Contra el odio

Héctor Abad Faciolince
05 de mayo de 2019 - 05:00 a. m.

Hace algún tiempo, en el Hay Festival, Cristina Fuentes me encomendó la grata tarea de conocer la obra de una mujer extraordinaria, Carolin Emke, una filósofa alemana de quien yo no tenía ninguna noticia. Su libro de ensayos, que lleva el mismo título de este artículo, Contra el odio, me impresionó mucho, y de alguna manera me enseñó formas de dudar de mis convicciones, de mis filias y fobias, de mis preferencias, certezas y animadversiones. El viernes pasado, en El País, Emke publicó un breve ensayo que se refiere al mismo tema, pues habla de las falsas dicotomías a las que se nos quiere someter, y defiende la complejidad.

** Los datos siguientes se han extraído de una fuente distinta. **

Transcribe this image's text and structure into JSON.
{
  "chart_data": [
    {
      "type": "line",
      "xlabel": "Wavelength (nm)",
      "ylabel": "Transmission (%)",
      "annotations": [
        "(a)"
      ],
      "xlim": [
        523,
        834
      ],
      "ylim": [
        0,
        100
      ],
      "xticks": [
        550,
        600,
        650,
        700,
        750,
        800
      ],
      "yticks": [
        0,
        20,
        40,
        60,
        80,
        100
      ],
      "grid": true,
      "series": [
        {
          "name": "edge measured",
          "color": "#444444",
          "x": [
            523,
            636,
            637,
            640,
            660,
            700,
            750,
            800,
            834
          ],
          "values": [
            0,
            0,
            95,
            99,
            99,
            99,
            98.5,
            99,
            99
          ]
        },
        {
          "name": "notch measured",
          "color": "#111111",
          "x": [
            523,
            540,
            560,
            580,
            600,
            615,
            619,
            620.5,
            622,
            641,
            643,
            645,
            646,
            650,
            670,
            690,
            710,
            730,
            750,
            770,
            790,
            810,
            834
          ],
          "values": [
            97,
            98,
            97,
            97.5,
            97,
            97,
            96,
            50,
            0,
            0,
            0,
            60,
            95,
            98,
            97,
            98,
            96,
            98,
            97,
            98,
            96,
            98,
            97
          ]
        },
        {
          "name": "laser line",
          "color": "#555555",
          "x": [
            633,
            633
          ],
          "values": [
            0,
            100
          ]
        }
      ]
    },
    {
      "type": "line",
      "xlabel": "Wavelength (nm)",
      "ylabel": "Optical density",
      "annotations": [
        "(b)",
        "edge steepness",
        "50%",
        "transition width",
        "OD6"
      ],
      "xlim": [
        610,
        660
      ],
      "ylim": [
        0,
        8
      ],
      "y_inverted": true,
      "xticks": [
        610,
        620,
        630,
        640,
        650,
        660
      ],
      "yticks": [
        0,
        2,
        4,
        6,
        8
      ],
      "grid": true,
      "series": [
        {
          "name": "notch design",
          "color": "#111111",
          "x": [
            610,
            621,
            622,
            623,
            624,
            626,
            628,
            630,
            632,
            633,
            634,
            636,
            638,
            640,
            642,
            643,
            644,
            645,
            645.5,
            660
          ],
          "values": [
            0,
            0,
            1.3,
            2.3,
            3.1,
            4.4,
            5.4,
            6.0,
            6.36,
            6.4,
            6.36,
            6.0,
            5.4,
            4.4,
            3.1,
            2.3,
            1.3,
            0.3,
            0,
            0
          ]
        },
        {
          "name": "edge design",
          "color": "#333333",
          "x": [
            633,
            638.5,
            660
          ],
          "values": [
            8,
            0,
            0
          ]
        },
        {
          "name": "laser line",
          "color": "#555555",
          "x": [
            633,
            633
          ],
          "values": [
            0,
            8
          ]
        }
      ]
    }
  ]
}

El mundo contemporáneo, a nivel local y global, se está polarizando radicalmente en una lógica perversa de amigos y enemigos, de repudios y lealtades, de amores y odios. Este ambiente de bandos contrapuestos recuerda épocas históricas no muy lejanas en las que líderes irresponsables arrastraron países a la guerra civil, y continentes y alianzas de naciones a la guerra mundial. Quienes tenemos el privilegio y la responsabilidad de opinar en público con más audiencia que aquellos que apenas cuentan con 30 seguidores en Twitter, debemos hacer el intento de desmontar las falsas dicotomías en las que nos quieren obligar a tomar partido absoluto los promotores de la discordia.

Hoy termina la Feria del Libro de Bogotá. Algunos pensarán ingenuamente que, a diferencia de la política, en el mundo de la poesía, las ideas, la narrativa, no se crean también estas sectas, grupos y bandos. No es así. También en la literatura pareciera haber partidos, cismas, monjas, ministras, curas, obispos, papas y papisas. Si en los concilios de la religión que predica el amor ha habido venenos y cuchillos, en el mundo literario incluso hermanos que escribieron obras juntos terminaron en bandos que se odiaban (pienso en Manuel y Antonio Machado).

Las diferencias y odios entre los escritores tienen a veces un origen político (nacionalistas o republicanos), pero pueden depender también de escuelas (realistas contra cultores de la fantasía, poesía de la experiencia vs. poesía del pensamiento), de género (en las varias acepciones de la palabra), de sincera convicción de la mediocridad del otro, pero también dependen de alguna tontería: una reseña negativa, un voto en un concurso, la opinión en un puesto de trabajo, la invitación a un viaje a Francia o a Mongolia. Esto me recuerda un viejo chiste soviético sobre un concurso literario: Primer premio: una semana en Vladivostok. Segundo puesto: dos semanas en Vladivostok. Tercer puesto: tres meses en Vladivostok.

Últimamente en la política colombiana se nos ha informado que hay solo dos bandos: quienes están por la vida y quienes van por la muerte. Que de ahí no se sale y tenemos que optar. Se evade, en la discusión, toda complejidad. Las palabras destilan odio y falsedad, imprecisión: “sicario, sicario, sicario”. Recuerdo que una vez me peleé con un amigo porque este llamó “sicarios” a los hijos de Uribe. El lenguaje es importante, las palabras son importantes. Alguien decía que abominaba la mentira porque era una inexactitud.

Volviendo a la literatura, y recordando las mejillas de Jesús (en quien no creo como Dios ni profeta, pero sí como maestro de vida), me gustaría ofrecer una rama de olivo y hacer un homenaje a la complejidad. Hace poco leí una crítica formidable de una película que me había encantado: Roma, de Cuarón. No he leído nada mejor, más preciso, más conmovedor y justo sobre esa película. La nota la escribió en Arcadia Carolina Sanín. Al leerla recordé que ella misma me había llamado a mí su “némesis” (no sé si como enemigo, o como diosa de la venganza y de la justicia) y que una vez me invitó a asistir a su taller de escritura para enseñarme a escribir. A mí eso me pareció arrogante e hiriente. Hoy no lo pienso así. Creo que aprendería mucho en su taller y, si me queda tiempo, algún día, pienso asistir. No creo que nunca se acabe de aprender.